Kubel hit more home runs, walked less, and struck out less than Duda in his first few years, but he was also worth less with the stick overall. And he hit a home run in 3.3% of his plate appearances to Duda's 3.2%, so the home run difference is overstated. Neither has any speed, and neither is any good in the field. It's one of those comps that feels right.

So what happened for Jason Kubel and can that happen for Lucas Duda?

Judging from the numbers, it was just incremental improvement in his power stats. Coming off his age-26 season, in which he hit 20 home runs with a .199 ISO and a 13% home run per fly ball rate, Kubel hit 28 home runs with a .238 ISO and a 16.3% HR/FB rate in 2009. It came with a small jump in strikeout rate, but not one that didn't fall within the parameters he'd already set.

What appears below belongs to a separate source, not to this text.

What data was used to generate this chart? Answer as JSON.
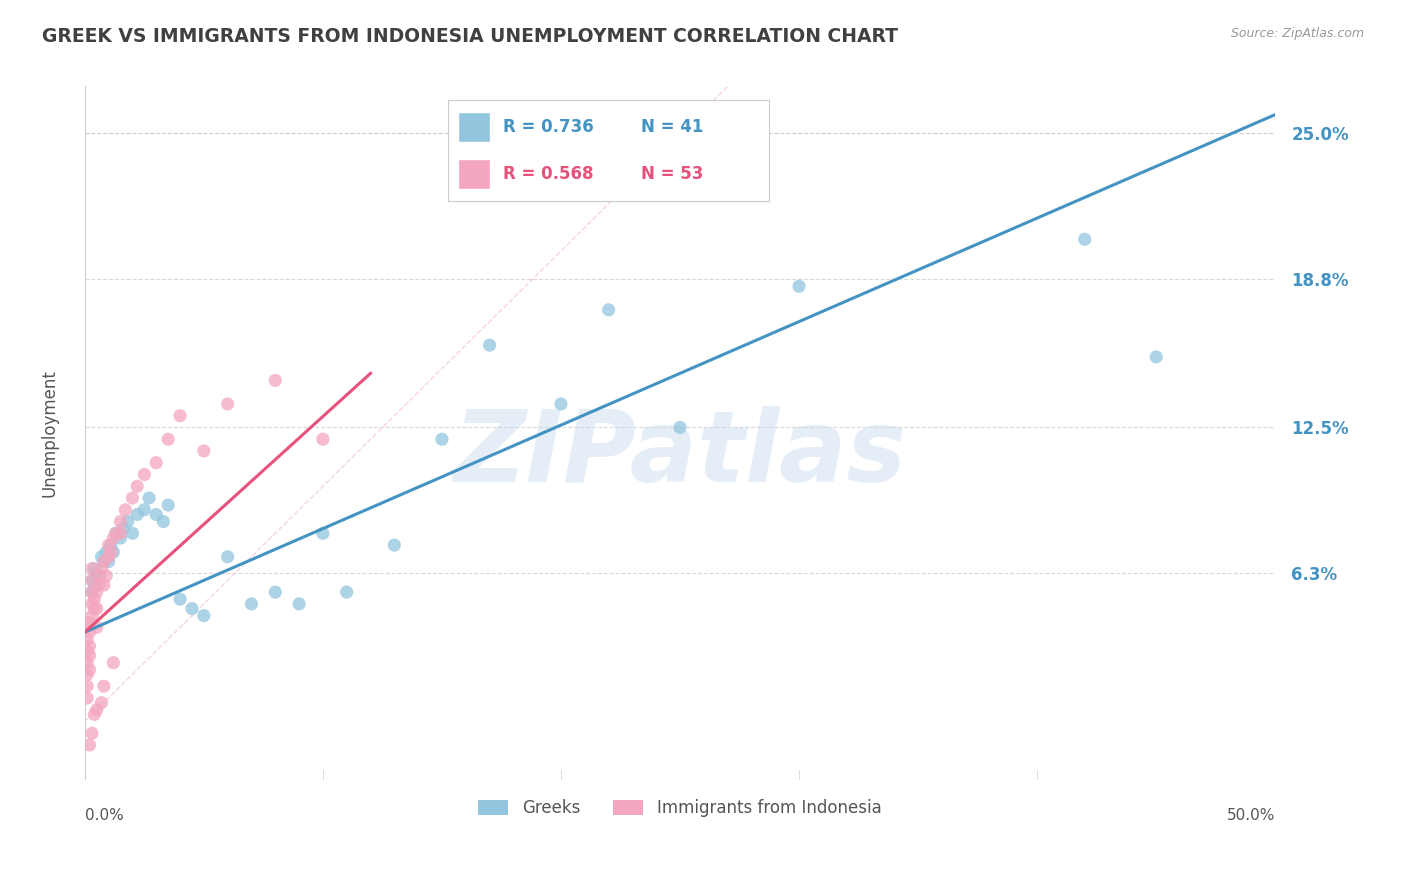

Instead, the power seemed to come from work on his batted ball mix. Watch Kubel's ground ball to fly ball ratio as he aged:

Kubelgbfb_medium

It might just have been as simple as hitting more fly balls. Because if you focus solely on the fly balls and home runs he did hit, Kubel's batted ball distance has been fairly steady:

Kubelbbd_medium

Well, at least it was steady until last year. And Mets fans might take Kubel's years leading up to last year -- he put up 3.8 WAR and a 104 home runs at the cost of $14.4 million for the the team that developed him. Yes, the defense tanked his overall usefulness, but we've already established that Duda's plate discipline is at least potentially more valuable, as long as it comes with Kubellian power.

Duda hasn't found his power footing completely. Look at the average distance of his home runs and fly balls, and you can see that he doesn't quite have an identity yet:

Dudabbd_medium

His batted ball distance is hovering around 280 feet right now, but he's shown better in the past. Jason Kubel hit his flies and home runs 282 feet way back in 2007, though, so the comp holds. Perhaps all that Duda needs is volume -- more reps, slightly more distance on his batted balls, and more fly balls -- before he can begin to add value to the Mets' team overall.

Jason Kubel is not the sexiest name. He's only been above-average by wins above replacement once in his career. He's averaged one WAR per 600 plate appearances over his career. His defense and base running have sapped most of his value.

But Jason Kubel has been above replacement every full season but one, and right now Lucas Duda is staring up at that benchmark from the wrong side. So Jason Kubel would be fine, at least until the team can afford to spend on a free agent replacement.